Strassburg C P, Manns M P
Klinik für Gastroenterologie, Hepatologie und Endokrinologie, Medizinische Hochschule Hannover, Hannover.
Internist (Berl). 2009 May;50(5):550-60. doi: 10.1007/s00108-008-2268-8.
After around 64,000 transplantations in Europe since 1988 liver transplantation has emerged as a standard treatment option for otherwise incurable chronic liver diseases. Cirrhosis of different etiologies represents the most frequent transplant indication. Overall survival in this group amounts to 72% after 5 years, and 62% after 10 years. In Germany, the main indications include alcoholic liver cirrhosis, tumors with increasing numbers in recent years, as well as viral diseases leading to cirrhosis. Since December 2006 the priority for liver transplantation is determined by the model for end stage liver disease (MELD) and not by the length of waiting time. MELD is a statistical model based on serum creatinine, serum bilirubin and coagulation, which describes the probability of 3-month mortality of a potential transplant candidate. Not all liver diseases are adequately represented by MELD necessitating the additional use of a defined number of standard exceptions that have been last updated in 2008. As a consequence of these developments indications, selection of recipients and the management of the waiting list have seen profound change.
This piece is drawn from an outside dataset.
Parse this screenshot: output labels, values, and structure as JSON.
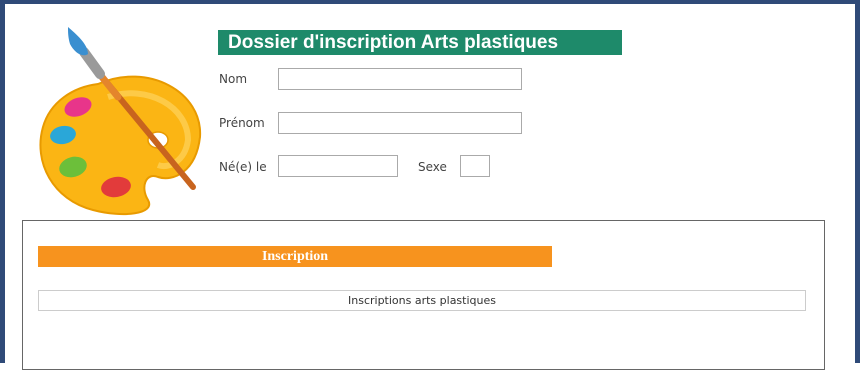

自1988年以来,欧洲进行了约64000例肝脏移植手术,肝脏移植已成为治疗其他无法治愈的慢性肝病的标准治疗选择。不同病因的肝硬化是最常见的移植指征。该组患者5年总体生存率为72%,10年为62%。在德国,主要指征包括酒精性肝硬化、近年来数量不断增加的肿瘤以及导致肝硬化的病毒性疾病。自2006年12月起,肝脏移植的优先权由终末期肝病模型(MELD)决定,而非等待时间的长短。MELD是一种基于血清肌酐、血清胆红素和凝血功能的统计模型,描述了潜在移植候选人3个月内死亡的概率。并非所有肝病都能通过MELD充分体现,因此需要额外使用一定数量的标准例外情况,这些例外情况最近一次更新是在2008年。这些发展的结果是,指征、受者选择和等待名单管理都发生了深刻变化。